India on Monday revoked Article 370 of its constitution stripping occupied Kashmir or its special status. In response, Pakistan downgraded its diplomatic ties with India.

Noting the broader implications of India’s Kashmir move, Washington further stated that it was closely “following India’s legislation regarding the new territorial status and governance of Jammu and Kashmir”.

Escalating tensions in the region – which earlier peaked after Pakistan shot down at least one Indian fighter aircraft in February – raised concerns in the State Department on the potential of increased instability between the two nuclear-armed neighbours.

“We continue to be concerned by reports of detentions and the continued restrictions on the residents of Jammu and Kashmir.  We urge respect for individual rights, compliance with legal procedures, and inclusive dialogue with those affected,” added the statement.

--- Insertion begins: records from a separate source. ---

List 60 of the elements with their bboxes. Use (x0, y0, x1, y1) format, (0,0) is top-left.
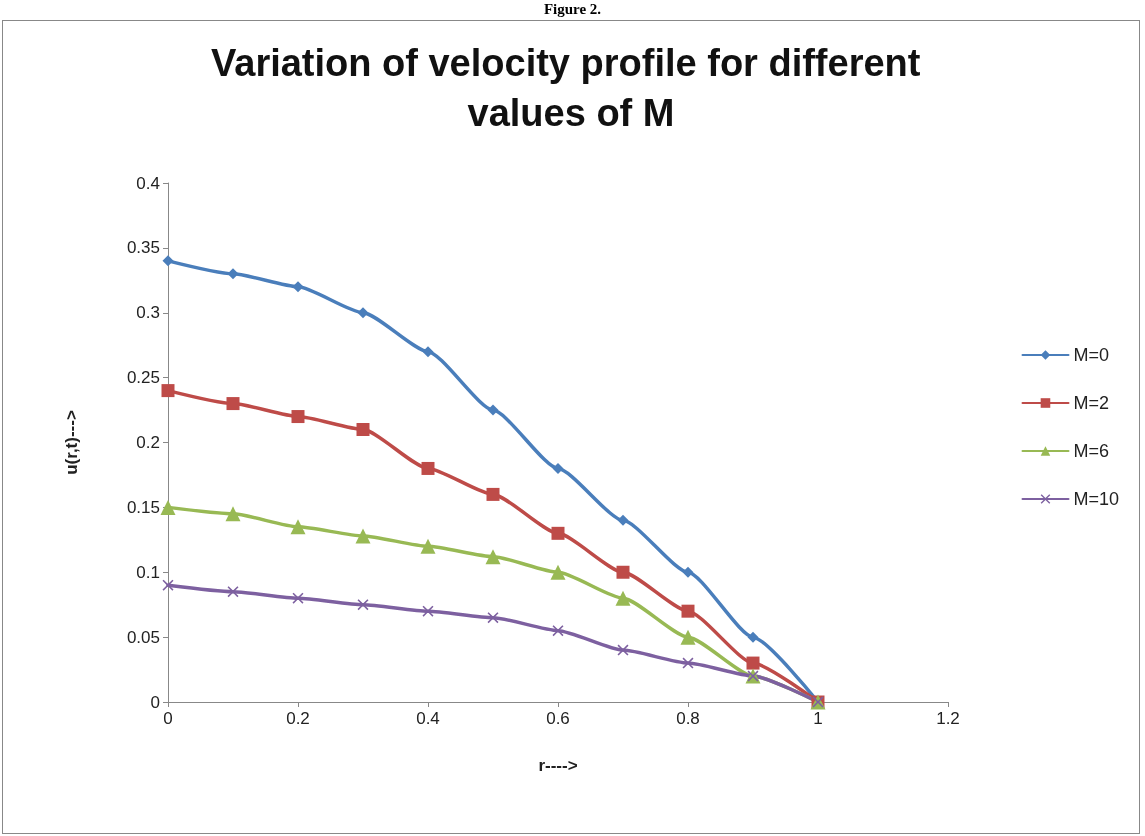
point (292, 592, 304, 604)
point (616, 565, 630, 579)
y-tick-label: 0.15 (126, 497, 160, 517)
point (487, 404, 499, 416)
point (552, 625, 564, 637)
point (421, 461, 435, 475)
point (487, 612, 499, 624)
legend-label: M=2 (1073, 393, 1109, 413)
point (226, 397, 240, 411)
point (355, 528, 371, 544)
x-tick-label: 0 (163, 709, 173, 728)
point (162, 255, 174, 267)
point (486, 487, 500, 501)
legend-label: M=0 (1073, 345, 1109, 365)
x-tick-label: 1.2 (936, 709, 960, 728)
point (356, 423, 370, 437)
y-tick-label: 0 (150, 692, 160, 712)
caption: Figure 2. (542, 1, 603, 18)
point (225, 506, 241, 522)
x-tick-label: 0.6 (546, 709, 570, 728)
point (680, 629, 696, 645)
y-tick-label: 0.1 (136, 562, 160, 582)
point (357, 599, 369, 611)
point (746, 656, 760, 670)
x-tick-label: 0.4 (416, 709, 440, 728)
point (615, 590, 631, 606)
y-tick-label: 0.05 (126, 627, 160, 647)
x-axis-title: r----> (538, 756, 578, 775)
y-tick-label: 0.2 (136, 433, 160, 452)
point (291, 410, 305, 424)
y-tick-label: 0.4 (136, 173, 160, 193)
y-tick-label: 0.25 (126, 368, 160, 388)
point (617, 514, 629, 526)
point (162, 579, 174, 591)
point (617, 644, 629, 656)
point (550, 564, 566, 580)
y-tick-label: 0.3 (136, 303, 160, 323)
point (160, 499, 176, 515)
point (747, 631, 759, 643)
point (357, 307, 369, 319)
point (227, 586, 239, 598)
legend-label: M=6 (1073, 441, 1109, 461)
point (422, 605, 434, 617)
point (422, 346, 434, 358)
point (161, 384, 175, 398)
point (682, 566, 694, 578)
x-tick-label: 1 (813, 709, 823, 728)
point (551, 526, 565, 540)
point (552, 462, 564, 474)
point (420, 538, 436, 554)
legend-label: M=10 (1073, 489, 1119, 509)
point (290, 519, 306, 535)
point (485, 549, 501, 565)
point (681, 604, 695, 618)
point (682, 657, 694, 669)
x-tick-label: 0.2 (286, 709, 310, 728)
x-tick-label: 0.8 (676, 709, 700, 728)
y-tick-label: 0.35 (126, 238, 160, 258)
y-axis-title: u(r,t)---> (62, 410, 81, 475)
chart-title: Variation of velocity profile for different values of M (211, 42, 931, 134)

India imposed an unprecedented lockdown in the occupied valley in the runup to its unilateral and illegal move and deployed thousands of extra security personnel, bolstering the hundreds of thousands already deployed in IoK.

“We call upon on all parties to maintain peace and stability along the Line of Control (LoC), including taking firm and resolute steps to combat cross-border terrorism,” the US State Department further said.

A day earlier, senior US diplomat Alice Wells rubbished claims that New Delhi reached out to Washington over its move to revoke Article 370.

“Contrary to press reporting, the Indian government did not consult or inform the US government before moving to revoke IOK’s special constitutional status,” said a statement released by the US Bureau of South and Central Asian Affairs (SCA) attributing the senior diplomat.

Sources inside the Indian government had told ThePrint that External Affairs Minister S Jaishankar had apprised his American counterpart Mike Pompeo of their plan.

Interestingly, the sources claimed that this was not the first time Washington was briefed on this issue.